Entah seberapa banyak air mata yang sering keluar ketika melihat berita, foto, tulisan-tulisan dan juga cuplikan video tentang Emeril Khan. Di bulan juni tahun ini menjadikanku merasakan "Hujan bulan Juni" tentang banyak hal yang pada akhirnya harus kita ikhlaskan. Masih teringat waktu pertama kali Raga ini membaca novel karya Sapardi Djoko Damono "Hujan Bulan Juni" tentang seorang laki-laki yang teramat cinta pada perempuan, dan kekhawatirannya yang terlalu besar. 

Hujan Bulan Juni

"tak ada yang lebih tabah 
dari hujan bulan juni
dirahasiakannya rintik rindunya
kepada pohon berbungan itu

tak ada yang lebih bijak
dari hujan bulan juni
dihapusnya jejak-jejak kakinya
yang ragu-ragu di jalan itu

tak ada yang lebih arif 
dari huan bulan juni
dibiarkannya yang tak terucapkan 
diserap akar pohon bunga itu"

Puisi ini tentang rindu dan kasih sayang yang tak terucap dengan tabah bijak dan arif dirahasiakan.

Kepergian Eril di Bulan Juni tahun ini cukup menjadi sebuah pengingat bahwa kisahnya abadi dan dikenang banyak orang.

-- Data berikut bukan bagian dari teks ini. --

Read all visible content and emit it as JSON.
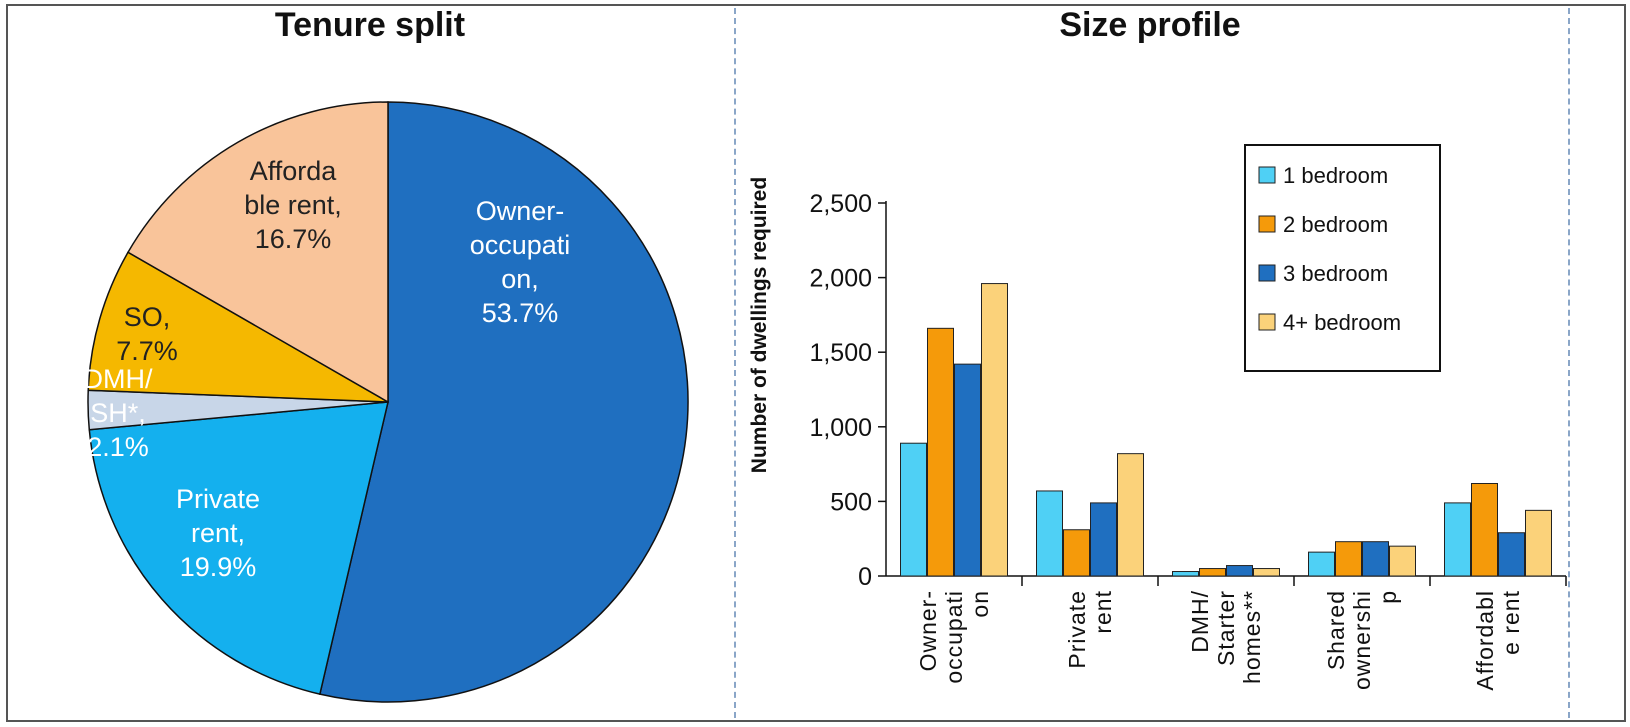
{
  "charts_titles": {
    "left": "Tenure split",
    "right": "Size profile"
  },
  "chart_data": [
    {
      "type": "pie",
      "title": "Tenure split",
      "slices": [
        {
          "label": "Owner-occupation",
          "display": [
            "Owner-",
            "occupati",
            "on,",
            "53.7%"
          ],
          "value": 53.7,
          "color": "#1f6fc0",
          "text_color": "#ffffff"
        },
        {
          "label": "Private rent",
          "display": [
            "Private",
            "rent,",
            "19.9%"
          ],
          "value": 19.9,
          "color": "#14b0ee",
          "text_color": "#ffffff"
        },
        {
          "label": "DMH/SH*",
          "display": [
            "DMH/",
            "SH*,",
            "2.1%"
          ],
          "value": 2.1,
          "color": "#c8d6e8",
          "text_color": "#ffffff"
        },
        {
          "label": "SO",
          "display": [
            "SO,",
            "7.7%"
          ],
          "value": 7.7,
          "color": "#f5b800",
          "text_color": "#222222"
        },
        {
          "label": "Affordable rent",
          "display": [
            "Afforda",
            "ble rent,",
            "16.7%"
          ],
          "value": 16.7,
          "color": "#f9c49a",
          "text_color": "#222222"
        }
      ]
    },
    {
      "type": "bar",
      "title": "Size profile",
      "ylabel": "Number of dwellings required",
      "ylim": [
        0,
        2500
      ],
      "yticks": [
        0,
        500,
        1000,
        1500,
        2000,
        2500
      ],
      "ytick_labels": [
        "0",
        "500",
        "1,000",
        "1,500",
        "2,000",
        "2,500"
      ],
      "categories": [
        "Owner-occupation",
        "Private rent",
        "DMH/ Starter homes**",
        "Shared ownership",
        "Affordable rent"
      ],
      "category_label_lines": [
        [
          "Owner-",
          "occupati",
          "on"
        ],
        [
          "Private",
          "rent"
        ],
        [
          "DMH/",
          "Starter",
          "homes**"
        ],
        [
          "Shared",
          "ownershi",
          "p"
        ],
        [
          "Affordabl",
          "e rent"
        ]
      ],
      "series": [
        {
          "name": "1 bedroom",
          "color": "#4fd0f5",
          "values": [
            890,
            570,
            30,
            160,
            490
          ]
        },
        {
          "name": "2 bedroom",
          "color": "#f59a0a",
          "values": [
            1660,
            310,
            50,
            230,
            620
          ]
        },
        {
          "name": "3 bedroom",
          "color": "#1f6fc0",
          "values": [
            1420,
            490,
            70,
            230,
            290
          ]
        },
        {
          "name": "4+ bedroom",
          "color": "#fbd27a",
          "values": [
            1960,
            820,
            50,
            200,
            440
          ]
        }
      ],
      "legend": "top-right"
    }
  ]
}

Seantero Nusantara tau kisahnya. Mengharukan dan penuh duka mendalam. Banyak yang tak pernah kenal dengannya, dengan siapa itu sebenarnya Eril hingga kepergiannya. Namun doa-doa selalu terucap dari mulut Raga yang melihat kisahnya. Tentang kasih sayang orang tua yang tak terkira dan tabah. Tentang bagaimana mengikhlaskan apa yang kita sayangi untuk hal yang lebih baik. 

Kali ini dari Eril kita banyak belajar untuk memaknai kehidupan yang sementara ini, bahwa semakin hari semakin teringat bahwa tempat pulang paling abadi adalah ilahi. Bahwa mengikhlaskan adalah cara terbaik untuk terus hidup. Tak terbilang kasih sayang dan tak terputus doa padamu. 

Terima kasih Eril, meski Raga ini tak pernah mengenalmu sebelum kepergianmu. Namun dirimu tetap menjadi salah satu kisah yang terindah di Bulan Juni tahun ini. Eril orang baik dan kisahmu yang luar biasa. Doa-doa baik pun dipanjatkan untukmu, untuk jiwamu yang tenang di surga.